|Yelp is fighting to maintain the integrity of positive reviews on its site.
Yelp has started publicly branding companies it suspects of buying fake evaluations. The consumer review site said on its blog on Oct. 18 that it's getting even tougher on reviews it thinks may have been bought and paid for. When Yelp users visit a site that has been caught gaming the system, they will be greeted by a "warning" message that lets them know the business has been caught red-handed trying to buy positive reviews.
If a business has had a large number of reviews submitted from the same Internet Protocol (IP) address, it' an indicator that they lack authenticity, says Yelp.

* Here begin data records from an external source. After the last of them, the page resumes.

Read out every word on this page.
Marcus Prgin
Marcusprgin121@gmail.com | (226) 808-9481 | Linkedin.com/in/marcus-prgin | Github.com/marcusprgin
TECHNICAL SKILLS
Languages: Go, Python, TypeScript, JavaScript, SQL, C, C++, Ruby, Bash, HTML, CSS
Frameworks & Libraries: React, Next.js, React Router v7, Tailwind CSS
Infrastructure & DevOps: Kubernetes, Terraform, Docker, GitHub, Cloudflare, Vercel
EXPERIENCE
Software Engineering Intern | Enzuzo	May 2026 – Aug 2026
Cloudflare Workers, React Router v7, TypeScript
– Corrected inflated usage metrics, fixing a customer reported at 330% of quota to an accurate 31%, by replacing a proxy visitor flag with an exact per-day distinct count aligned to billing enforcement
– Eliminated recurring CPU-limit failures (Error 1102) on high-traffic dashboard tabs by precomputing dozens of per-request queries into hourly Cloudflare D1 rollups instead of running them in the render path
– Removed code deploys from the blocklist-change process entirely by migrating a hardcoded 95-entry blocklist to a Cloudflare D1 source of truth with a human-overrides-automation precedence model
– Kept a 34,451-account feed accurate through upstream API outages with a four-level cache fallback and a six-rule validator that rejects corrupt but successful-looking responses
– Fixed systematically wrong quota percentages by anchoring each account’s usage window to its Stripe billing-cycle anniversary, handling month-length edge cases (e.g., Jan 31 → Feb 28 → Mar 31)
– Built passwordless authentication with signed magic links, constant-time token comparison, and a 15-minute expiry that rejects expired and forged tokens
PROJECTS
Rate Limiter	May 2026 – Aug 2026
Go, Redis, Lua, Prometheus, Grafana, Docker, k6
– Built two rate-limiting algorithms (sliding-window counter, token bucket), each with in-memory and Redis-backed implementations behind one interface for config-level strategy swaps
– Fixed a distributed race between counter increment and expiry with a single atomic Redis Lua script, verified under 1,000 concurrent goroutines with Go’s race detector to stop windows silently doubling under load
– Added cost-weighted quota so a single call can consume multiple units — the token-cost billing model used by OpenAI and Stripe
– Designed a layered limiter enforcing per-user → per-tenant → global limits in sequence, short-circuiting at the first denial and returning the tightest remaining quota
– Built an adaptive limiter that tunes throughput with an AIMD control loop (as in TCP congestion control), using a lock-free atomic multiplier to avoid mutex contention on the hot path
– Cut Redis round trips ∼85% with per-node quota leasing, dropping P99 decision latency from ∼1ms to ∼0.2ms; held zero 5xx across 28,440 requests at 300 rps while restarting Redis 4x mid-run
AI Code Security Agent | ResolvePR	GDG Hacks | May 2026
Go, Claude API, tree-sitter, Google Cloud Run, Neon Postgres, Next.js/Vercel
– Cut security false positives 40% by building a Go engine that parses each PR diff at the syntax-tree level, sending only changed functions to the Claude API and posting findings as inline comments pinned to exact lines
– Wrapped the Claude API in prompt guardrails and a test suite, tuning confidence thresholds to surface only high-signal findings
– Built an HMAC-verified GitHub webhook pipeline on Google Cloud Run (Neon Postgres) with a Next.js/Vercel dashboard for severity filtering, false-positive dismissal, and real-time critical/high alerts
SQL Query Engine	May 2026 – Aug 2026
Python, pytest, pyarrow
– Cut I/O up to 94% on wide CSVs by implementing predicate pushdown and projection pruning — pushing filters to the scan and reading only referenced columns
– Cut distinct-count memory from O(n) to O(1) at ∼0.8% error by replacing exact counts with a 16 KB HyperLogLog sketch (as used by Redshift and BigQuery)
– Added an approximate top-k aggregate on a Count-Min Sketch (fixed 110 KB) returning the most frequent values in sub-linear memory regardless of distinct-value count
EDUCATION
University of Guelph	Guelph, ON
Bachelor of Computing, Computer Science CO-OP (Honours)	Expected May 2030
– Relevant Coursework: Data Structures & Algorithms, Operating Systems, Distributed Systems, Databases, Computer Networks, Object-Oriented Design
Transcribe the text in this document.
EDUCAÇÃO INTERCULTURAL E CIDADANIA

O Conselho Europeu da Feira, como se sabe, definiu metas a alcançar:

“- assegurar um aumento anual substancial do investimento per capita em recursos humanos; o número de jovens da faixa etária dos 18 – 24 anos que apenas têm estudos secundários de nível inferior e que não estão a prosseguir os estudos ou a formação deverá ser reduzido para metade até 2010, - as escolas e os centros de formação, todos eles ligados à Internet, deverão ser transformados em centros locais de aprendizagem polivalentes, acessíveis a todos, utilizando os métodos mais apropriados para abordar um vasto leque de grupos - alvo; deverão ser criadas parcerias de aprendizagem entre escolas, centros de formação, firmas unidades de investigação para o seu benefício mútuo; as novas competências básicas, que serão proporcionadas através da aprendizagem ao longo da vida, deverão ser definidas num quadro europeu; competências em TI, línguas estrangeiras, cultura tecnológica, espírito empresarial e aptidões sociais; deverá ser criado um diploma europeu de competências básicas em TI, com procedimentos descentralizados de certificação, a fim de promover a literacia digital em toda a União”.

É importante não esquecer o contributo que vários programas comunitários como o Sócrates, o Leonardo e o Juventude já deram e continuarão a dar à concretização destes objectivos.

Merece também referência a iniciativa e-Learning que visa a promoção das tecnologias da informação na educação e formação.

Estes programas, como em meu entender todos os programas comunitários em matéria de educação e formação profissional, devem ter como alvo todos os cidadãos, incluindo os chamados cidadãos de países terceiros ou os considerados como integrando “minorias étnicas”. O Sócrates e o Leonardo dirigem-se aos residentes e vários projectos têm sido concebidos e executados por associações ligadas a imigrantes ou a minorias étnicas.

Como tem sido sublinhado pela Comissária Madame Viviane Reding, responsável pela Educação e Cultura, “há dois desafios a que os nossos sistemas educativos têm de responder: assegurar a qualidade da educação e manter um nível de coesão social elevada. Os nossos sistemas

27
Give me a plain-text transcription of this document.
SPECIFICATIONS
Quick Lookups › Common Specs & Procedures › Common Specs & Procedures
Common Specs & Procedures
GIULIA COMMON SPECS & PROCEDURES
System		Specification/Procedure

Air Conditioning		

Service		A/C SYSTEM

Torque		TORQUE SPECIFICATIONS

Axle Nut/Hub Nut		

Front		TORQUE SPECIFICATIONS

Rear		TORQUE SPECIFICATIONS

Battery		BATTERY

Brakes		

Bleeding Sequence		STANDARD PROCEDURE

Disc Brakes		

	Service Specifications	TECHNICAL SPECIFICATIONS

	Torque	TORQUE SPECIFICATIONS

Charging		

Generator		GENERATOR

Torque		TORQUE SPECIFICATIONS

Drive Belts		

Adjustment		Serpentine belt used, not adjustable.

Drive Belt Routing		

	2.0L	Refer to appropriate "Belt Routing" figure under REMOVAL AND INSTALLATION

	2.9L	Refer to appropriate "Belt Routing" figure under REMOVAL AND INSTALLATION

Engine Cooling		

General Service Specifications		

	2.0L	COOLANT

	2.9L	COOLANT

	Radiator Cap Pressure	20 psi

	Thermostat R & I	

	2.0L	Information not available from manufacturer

For 90 days, a business that has been caught will be forced to bear the warning message as a type of scarlet letter, which will dramatically diminish the credibility of any review it has received. Yelp, with more than 60 million monthly visitors, already had a review filter in place and understands that its own reputation hinges on the credibility of the reviews posted by its users.
Yelp says it "won't let a few bad apples spoil the bunch," but according to its own Q2 2012 data, 38% of reviews give five stars.
The stakes have never been higher for the company. Its user reviews are now built directly into Apple's new maps application, which means they are in the hands of literally every iPhone user. And if it seems improbable that a brand would actually try to game the system or pay for positive reviews, consider this: An extra half-star rating on Yelp causes restaurants to sell out 19% more frequently (increase from 30% to 49% of the time), according to a September 2012 UC Berkeley study.
We've already covered five communications tips for managing a brand's presence on Yelp, but it's time to add a sixth: Ask customers to review your business, but never try to game the system in any way.